* [Qemu-devel] [PATCH v5 0/3] linux-aio: introduce submit I/O as a batch
@ 2014-07-04 3:06 Ming Lei
2014-07-04 3:06 ` [Qemu-devel] [PATCH v5 1/3] block: block: introduce APIs for submitting IO " Ming Lei
` (2 more replies)
0 siblings, 3 replies; 5+ messages in thread
From: Ming Lei @ 2014-07-04 3:06 UTC (permalink / raw)
To: Peter Maydell, qemu-devel, Paolo Bonzini, Stefan Hajnoczi
Cc: Kevin Wolf, Fam Zheng, Michael S. Tsirkin
Hi,
The commit 580b6b2aa2(dataplane: use the QEMU block layer for I/O)
introduces ~40% throughput regression on virtio-blk dataplane, and
one of causes is that submitting I/O as a batch is removed.

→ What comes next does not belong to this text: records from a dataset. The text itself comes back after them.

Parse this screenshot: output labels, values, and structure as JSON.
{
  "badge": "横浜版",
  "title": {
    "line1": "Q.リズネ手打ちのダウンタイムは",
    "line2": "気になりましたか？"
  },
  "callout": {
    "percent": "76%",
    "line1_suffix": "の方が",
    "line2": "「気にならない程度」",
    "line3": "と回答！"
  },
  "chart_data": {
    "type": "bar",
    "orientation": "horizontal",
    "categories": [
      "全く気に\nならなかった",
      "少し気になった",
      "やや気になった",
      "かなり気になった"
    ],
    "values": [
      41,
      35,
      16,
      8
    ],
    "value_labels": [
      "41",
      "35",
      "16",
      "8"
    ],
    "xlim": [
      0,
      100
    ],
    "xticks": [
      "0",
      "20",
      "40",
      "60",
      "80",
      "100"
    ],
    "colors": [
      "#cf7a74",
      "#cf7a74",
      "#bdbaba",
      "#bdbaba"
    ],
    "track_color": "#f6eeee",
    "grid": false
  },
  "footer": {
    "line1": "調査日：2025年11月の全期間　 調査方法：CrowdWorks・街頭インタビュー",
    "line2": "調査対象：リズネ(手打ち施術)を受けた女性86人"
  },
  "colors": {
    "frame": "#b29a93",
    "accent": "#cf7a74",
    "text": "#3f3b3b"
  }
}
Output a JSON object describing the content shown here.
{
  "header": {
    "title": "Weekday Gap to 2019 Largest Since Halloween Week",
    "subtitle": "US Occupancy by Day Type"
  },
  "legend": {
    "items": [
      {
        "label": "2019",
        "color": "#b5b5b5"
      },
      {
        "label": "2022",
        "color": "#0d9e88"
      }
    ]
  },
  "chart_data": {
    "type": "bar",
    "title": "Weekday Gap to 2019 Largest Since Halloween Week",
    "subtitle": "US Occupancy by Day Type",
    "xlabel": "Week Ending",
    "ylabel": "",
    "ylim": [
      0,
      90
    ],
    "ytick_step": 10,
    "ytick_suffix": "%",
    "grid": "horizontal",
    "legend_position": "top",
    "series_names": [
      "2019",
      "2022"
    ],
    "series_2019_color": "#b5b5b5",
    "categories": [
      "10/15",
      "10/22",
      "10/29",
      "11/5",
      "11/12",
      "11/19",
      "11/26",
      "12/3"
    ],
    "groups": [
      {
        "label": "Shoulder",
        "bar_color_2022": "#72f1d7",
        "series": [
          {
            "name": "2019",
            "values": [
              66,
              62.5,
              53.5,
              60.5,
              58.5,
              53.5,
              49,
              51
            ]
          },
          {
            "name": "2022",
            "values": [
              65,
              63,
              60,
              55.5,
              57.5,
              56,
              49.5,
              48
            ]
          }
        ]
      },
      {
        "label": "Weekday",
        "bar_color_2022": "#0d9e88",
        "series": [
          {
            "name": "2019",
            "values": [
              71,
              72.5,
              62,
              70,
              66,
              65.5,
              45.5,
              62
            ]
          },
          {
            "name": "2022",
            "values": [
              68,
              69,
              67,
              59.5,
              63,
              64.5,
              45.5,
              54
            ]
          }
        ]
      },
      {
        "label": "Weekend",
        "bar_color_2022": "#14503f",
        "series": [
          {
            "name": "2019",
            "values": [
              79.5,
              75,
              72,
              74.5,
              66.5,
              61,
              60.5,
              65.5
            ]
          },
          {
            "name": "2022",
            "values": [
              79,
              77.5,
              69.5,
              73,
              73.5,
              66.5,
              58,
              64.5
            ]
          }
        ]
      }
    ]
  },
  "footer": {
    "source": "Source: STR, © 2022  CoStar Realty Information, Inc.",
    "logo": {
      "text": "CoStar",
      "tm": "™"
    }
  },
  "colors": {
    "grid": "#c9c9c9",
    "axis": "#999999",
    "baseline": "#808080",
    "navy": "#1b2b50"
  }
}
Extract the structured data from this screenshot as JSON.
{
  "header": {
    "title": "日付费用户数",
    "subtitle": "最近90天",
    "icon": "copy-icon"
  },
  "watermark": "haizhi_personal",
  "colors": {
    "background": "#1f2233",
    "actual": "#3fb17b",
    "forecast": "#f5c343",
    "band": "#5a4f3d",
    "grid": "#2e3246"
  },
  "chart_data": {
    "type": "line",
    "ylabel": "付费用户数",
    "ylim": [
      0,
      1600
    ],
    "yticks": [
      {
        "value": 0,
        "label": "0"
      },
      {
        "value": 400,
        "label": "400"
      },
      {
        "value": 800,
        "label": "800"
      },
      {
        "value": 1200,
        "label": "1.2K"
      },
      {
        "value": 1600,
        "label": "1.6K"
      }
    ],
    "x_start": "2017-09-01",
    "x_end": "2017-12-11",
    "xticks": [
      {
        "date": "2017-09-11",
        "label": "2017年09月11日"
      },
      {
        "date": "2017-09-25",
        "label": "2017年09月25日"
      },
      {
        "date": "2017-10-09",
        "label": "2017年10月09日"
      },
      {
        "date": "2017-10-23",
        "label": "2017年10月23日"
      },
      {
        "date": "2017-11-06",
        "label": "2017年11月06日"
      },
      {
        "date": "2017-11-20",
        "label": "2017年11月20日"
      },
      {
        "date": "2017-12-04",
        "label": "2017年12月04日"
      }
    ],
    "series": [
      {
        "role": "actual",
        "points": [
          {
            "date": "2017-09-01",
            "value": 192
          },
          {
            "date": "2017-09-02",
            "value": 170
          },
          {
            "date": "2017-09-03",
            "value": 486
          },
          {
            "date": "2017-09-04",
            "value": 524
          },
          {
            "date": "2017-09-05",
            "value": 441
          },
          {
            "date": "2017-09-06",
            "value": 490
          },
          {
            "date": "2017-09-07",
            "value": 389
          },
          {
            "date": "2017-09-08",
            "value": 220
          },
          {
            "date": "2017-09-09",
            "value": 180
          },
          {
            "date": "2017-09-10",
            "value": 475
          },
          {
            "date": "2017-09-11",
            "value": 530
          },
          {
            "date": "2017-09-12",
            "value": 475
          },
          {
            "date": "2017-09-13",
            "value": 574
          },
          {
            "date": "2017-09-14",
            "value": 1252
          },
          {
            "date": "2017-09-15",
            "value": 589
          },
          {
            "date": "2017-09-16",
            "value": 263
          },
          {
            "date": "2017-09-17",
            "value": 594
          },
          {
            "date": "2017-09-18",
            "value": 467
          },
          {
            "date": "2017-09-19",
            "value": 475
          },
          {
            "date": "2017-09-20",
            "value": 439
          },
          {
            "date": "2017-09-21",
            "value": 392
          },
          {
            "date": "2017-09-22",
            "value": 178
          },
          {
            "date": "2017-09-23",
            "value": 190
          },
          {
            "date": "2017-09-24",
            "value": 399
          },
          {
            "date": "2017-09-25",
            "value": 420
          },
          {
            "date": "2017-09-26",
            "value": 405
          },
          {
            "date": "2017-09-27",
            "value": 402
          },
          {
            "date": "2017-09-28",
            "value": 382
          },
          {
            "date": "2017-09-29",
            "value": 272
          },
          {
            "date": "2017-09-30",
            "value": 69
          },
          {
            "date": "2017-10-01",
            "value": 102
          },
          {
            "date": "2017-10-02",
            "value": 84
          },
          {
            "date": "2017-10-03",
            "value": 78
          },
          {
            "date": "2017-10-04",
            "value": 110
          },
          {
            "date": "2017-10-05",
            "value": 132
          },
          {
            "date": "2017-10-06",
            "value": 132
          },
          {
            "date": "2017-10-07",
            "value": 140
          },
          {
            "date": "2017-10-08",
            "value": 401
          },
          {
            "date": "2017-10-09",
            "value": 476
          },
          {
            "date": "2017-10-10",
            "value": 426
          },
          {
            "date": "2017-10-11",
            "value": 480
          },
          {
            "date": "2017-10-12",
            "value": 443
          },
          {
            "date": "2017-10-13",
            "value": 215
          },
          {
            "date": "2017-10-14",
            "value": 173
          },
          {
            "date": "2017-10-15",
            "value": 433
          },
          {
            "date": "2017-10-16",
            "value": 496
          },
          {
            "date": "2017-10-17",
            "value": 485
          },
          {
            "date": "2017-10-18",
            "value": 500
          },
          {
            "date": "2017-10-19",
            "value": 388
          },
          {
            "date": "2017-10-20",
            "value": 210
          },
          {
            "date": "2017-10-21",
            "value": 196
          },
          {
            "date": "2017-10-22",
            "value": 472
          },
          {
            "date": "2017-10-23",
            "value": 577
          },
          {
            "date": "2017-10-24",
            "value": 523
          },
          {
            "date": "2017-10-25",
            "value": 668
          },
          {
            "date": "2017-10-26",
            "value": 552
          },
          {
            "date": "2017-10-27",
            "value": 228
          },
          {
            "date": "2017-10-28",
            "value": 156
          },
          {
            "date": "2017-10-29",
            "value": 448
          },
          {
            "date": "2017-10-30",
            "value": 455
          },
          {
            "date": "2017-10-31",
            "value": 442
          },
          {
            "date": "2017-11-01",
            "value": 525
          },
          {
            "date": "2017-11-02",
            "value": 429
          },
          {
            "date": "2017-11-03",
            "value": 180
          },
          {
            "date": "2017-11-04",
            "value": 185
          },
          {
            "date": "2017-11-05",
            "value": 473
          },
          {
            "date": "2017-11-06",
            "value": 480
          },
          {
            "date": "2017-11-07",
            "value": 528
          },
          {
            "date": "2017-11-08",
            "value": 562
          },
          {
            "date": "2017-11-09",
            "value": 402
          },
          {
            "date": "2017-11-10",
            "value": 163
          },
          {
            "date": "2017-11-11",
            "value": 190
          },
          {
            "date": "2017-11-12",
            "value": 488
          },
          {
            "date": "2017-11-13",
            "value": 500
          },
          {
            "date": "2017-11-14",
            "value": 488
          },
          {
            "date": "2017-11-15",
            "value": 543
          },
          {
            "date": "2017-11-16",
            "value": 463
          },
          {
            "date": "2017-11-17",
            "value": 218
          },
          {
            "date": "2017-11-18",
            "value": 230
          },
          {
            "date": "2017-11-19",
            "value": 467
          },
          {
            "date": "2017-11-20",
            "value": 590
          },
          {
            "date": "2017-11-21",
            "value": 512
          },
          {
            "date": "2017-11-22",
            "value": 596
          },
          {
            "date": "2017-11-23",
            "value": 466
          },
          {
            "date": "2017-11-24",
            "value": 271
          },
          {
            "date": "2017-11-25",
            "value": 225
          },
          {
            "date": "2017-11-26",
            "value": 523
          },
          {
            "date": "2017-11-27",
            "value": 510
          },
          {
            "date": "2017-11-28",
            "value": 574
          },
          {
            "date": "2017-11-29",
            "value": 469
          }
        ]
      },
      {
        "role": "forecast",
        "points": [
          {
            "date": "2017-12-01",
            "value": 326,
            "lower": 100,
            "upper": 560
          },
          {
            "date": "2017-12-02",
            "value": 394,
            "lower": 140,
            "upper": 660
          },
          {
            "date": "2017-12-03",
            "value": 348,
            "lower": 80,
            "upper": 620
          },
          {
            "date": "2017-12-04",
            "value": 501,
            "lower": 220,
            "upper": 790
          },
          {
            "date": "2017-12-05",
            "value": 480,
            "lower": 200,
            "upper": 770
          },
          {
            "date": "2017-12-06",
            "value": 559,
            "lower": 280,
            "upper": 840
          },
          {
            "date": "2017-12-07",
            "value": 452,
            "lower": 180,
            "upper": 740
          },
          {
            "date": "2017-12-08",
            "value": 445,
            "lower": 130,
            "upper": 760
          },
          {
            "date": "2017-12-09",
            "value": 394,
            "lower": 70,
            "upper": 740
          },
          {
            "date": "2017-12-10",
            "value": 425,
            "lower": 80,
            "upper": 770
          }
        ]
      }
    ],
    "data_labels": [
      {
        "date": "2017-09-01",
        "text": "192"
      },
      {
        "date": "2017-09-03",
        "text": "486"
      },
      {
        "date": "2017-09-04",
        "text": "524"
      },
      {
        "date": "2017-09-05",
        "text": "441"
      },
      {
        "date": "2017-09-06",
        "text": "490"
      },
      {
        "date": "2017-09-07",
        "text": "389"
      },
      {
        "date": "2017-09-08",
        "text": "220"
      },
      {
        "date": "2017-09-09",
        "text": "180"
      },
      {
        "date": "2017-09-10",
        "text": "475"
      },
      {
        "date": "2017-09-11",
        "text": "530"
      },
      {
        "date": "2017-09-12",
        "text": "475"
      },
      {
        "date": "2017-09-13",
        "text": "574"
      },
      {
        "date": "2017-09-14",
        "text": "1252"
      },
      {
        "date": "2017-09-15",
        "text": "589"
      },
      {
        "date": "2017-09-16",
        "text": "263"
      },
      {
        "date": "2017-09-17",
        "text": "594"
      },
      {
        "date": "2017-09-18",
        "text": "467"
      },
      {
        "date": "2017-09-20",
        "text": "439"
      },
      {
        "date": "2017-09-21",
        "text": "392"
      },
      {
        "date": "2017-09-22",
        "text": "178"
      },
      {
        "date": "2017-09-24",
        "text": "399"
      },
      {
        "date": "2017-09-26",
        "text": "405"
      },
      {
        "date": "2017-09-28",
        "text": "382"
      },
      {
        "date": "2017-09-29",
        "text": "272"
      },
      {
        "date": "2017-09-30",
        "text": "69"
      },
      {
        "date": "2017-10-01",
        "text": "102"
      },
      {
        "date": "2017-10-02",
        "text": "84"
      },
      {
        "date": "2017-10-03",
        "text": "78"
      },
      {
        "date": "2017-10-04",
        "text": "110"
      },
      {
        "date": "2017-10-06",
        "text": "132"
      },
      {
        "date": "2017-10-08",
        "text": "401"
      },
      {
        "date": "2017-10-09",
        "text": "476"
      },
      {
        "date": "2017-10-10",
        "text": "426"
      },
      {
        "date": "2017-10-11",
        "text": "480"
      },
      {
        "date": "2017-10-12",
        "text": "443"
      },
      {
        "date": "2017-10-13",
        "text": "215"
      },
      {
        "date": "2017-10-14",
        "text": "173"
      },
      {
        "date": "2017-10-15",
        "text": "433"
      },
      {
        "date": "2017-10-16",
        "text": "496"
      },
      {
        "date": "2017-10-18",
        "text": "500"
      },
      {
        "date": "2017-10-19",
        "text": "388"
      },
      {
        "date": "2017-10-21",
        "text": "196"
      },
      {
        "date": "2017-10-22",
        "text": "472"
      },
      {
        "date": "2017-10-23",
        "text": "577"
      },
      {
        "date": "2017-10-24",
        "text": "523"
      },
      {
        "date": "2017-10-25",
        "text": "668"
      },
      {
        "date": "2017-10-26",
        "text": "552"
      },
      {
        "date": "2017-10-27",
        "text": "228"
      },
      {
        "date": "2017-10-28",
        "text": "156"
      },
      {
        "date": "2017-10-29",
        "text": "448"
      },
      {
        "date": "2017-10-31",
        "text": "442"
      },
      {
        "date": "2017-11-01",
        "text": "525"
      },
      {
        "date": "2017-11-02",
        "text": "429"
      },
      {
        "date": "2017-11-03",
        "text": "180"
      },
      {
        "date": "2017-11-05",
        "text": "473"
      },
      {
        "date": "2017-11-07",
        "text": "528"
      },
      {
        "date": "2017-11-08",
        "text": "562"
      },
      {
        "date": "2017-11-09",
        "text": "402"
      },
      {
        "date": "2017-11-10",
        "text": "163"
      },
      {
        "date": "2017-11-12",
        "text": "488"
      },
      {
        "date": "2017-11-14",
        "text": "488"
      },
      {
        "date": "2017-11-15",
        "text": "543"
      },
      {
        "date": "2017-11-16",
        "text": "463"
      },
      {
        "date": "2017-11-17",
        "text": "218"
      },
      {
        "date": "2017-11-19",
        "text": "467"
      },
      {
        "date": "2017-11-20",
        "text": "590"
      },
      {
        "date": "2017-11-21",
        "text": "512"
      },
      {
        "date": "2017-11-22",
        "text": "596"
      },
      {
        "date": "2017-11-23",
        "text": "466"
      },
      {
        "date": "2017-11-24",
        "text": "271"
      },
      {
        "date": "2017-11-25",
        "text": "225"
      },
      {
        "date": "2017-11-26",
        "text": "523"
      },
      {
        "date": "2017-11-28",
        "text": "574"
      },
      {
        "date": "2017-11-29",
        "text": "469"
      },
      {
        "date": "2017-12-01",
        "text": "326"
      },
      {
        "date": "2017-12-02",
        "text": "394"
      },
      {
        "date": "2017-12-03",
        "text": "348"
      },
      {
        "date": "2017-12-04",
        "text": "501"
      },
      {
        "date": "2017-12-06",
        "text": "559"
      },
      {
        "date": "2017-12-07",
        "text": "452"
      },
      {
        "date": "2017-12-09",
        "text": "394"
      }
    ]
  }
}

This patchset trys to introduce this mechanism on block, at least,
linux-aio can benefit from that.
With these patches, it is observed that thoughout on virtio-blk
dataplane can be improved a lot, see data in commit log of patch
3/3.
It should be possible to apply the batch mechanism to other devices
(such as virtio-scsi) too.
TODO:
- support queuing I/O to multi files for scsi devies, which
need some changes to linux-aio
V5:
- rebase on v2.1.0-rc0 of qemu.git/master
- block/linux-aio.c code style fix
- don't flush io queue before flush, pointed by Paolo
V4:
- support other non-raw formats with under-optimized performance
- use reference counter for plug & unplug
- flush io queue before sending flush command
V3:
- only support submitting I/O as a batch for raw format, pointed by
Kevin
V2:
- define return value of bdrv_io_unplug as void, suggested by Paolo
- avoid busy-wait for handling io_submit
V1:
- move queuing io stuff into linux-aio.c as suggested by Paolo
Thanks,
--
Ming Lei
^ permalink raw reply [flat|nested] 5+ messages in thread
* [Qemu-devel] [PATCH v5 1/3] block: block: introduce APIs for submitting IO as a batch
2014-07-04 3:06 [Qemu-devel] [PATCH v5 0/3] linux-aio: introduce submit I/O as a batch Ming Lei
@ 2014-07-04 3:06 ` Ming Lei
2014-07-04 3:06 ` [Qemu-devel] [PATCH v5 2/3] linux-aio: implement io plug, unplug and flush io queue Ming Lei
2014-07-04 3:06 ` [Qemu-devel] [PATCH v5 3/3] dataplane: submit I/O as a batch Ming Lei
2 siblings, 0 replies; 5+ messages in thread
From: Ming Lei @ 2014-07-04 3:06 UTC (permalink / raw)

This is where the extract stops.